Clinical Correlations:
A small percentage of individuals who have mitochondrial genome involvement may have a variant that is not identified by the methods performed. The absence of a variant, therefore, does not eliminate the possibility of a mitochondrial disease due to variant in the mitochondrial genome. Variants in mitochondrial genes encoded by the nuclear genome will not be detected with this assay. For predictive testing of asymptomatic individuals, it is important to first document the presence of a gene variant in an affected family member.
Test results should be interpreted in the context of clinical findings, family history, and other laboratory data. Misinterpretation of results may occur if the information provided is inaccurate or incomplete.
Technical Limitations:
In some cases, DNA variants of undetermined significance may be identified.

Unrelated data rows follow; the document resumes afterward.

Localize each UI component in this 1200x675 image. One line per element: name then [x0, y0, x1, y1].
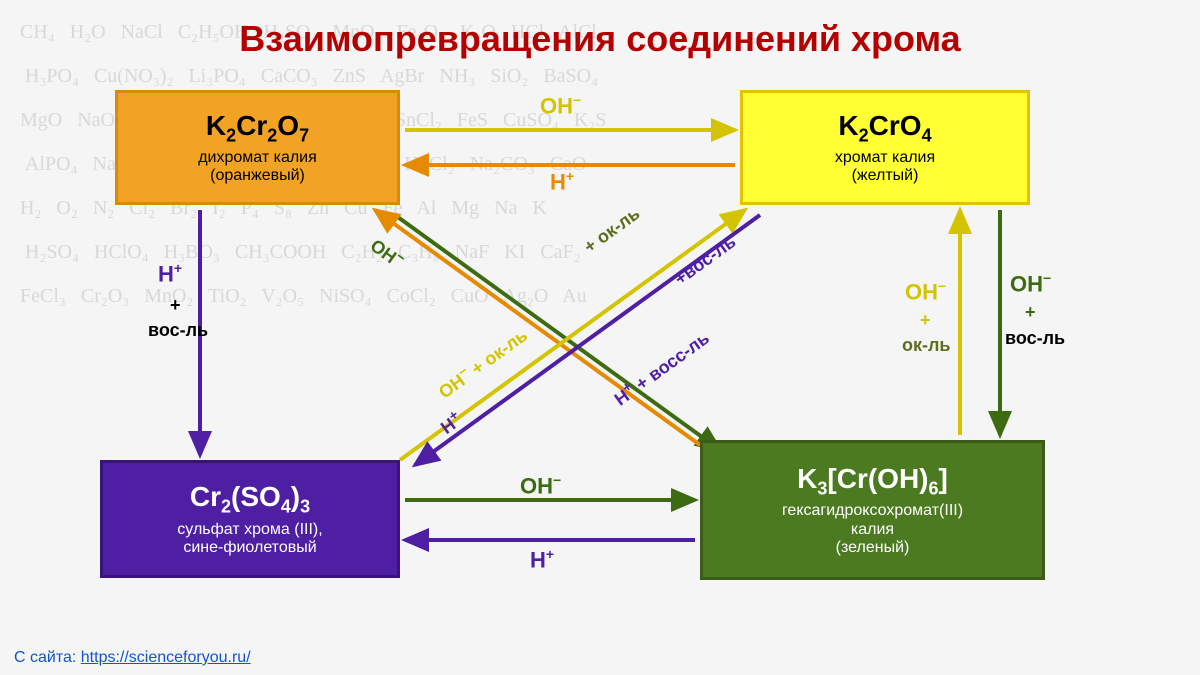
node-color: (желтый) — [852, 167, 919, 185]
node-formula: K2Cr2O7 — [206, 110, 309, 147]
diagram-title: Взаимопревращения соединений хрома — [0, 18, 1200, 60]
node-formula: Cr2(SO4)3 — [190, 481, 310, 518]
label-right-oh1: OH− — [905, 278, 946, 305]
label-left-plus: + — [170, 295, 181, 316]
label-bottom-h: H+ — [530, 546, 554, 573]
node-formula: K3[Cr(OH)6] — [797, 463, 948, 500]
label-right-plus2: + — [1025, 302, 1036, 323]
label-right-vos: вос-ль — [1005, 328, 1065, 349]
node-tr: K2CrO4хромат калия(желтый) — [740, 90, 1030, 205]
node-formula: K2CrO4 — [838, 110, 931, 147]
node-name: сульфат хрома (III), — [177, 520, 322, 539]
node-name: хромат калия — [835, 148, 935, 167]
source-link[interactable]: С сайта: https://scienceforyou.ru/ — [14, 649, 251, 667]
label-top-oh: OH− — [540, 92, 581, 119]
node-br: K3[Cr(OH)6]гексагидроксохромат(III)калия… — [700, 440, 1045, 580]
node-tl: K2Cr2O7дихромат калия(оранжевый) — [115, 90, 400, 205]
label-left-vos: вос-ль — [148, 320, 208, 341]
node-name: гексагидроксохромат(III)калия — [782, 501, 963, 539]
label-right-ok: ок-ль — [902, 335, 951, 356]
arrow-br-to-tl — [375, 210, 700, 445]
node-name: дихромат калия — [198, 148, 317, 167]
label-right-oh2: OH− — [1010, 270, 1051, 297]
node-color: сине-фиолетовый — [183, 539, 316, 557]
label-top-h: H+ — [550, 168, 574, 195]
node-color: (оранжевый) — [210, 167, 305, 185]
node-bl: Cr2(SO4)3 сульфат хрома (III),сине-фиолет… — [100, 460, 400, 578]
label-bottom-oh: OH− — [520, 472, 561, 499]
label-right-plus1: + — [920, 310, 931, 331]
label-left-h: H+ — [158, 260, 182, 287]
node-color: (зеленый) — [836, 539, 910, 557]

Rare alterations exist that could lead to false-negative or false-positive results. If results obtained do not match the clinical findings, additional testing should be considered.
Evaluation Tools:
Multiple in-silico evaluation tools were used to assist in the interpretation of these results. These tools are updated regularly; therefore, changes to these algorithms may result in different predictions for a given alteration. Additionally, the predictability of these tools for the determination of pathogenicity is currently unvalidated.
Unless reported or predicted to cause disease, alterations in protein coding genes that do not result in an amino acid substitution are not reported. The mitochondrial haplogroup classification of the patient will be reported, but the individual nucleotide changes that define the haplogroup will not be reported. These and common alterations identified for this patient are available upon request.
Reclassification of Variants-Policy:
At this time, it is not standard practice for the laboratory to systematically review likely deleterious alterations or variants of uncertain significance that are detected and reported. The laboratory encourages health care providers to contact the laboratory at any time to learn how the status of a particular variant may have changed over time.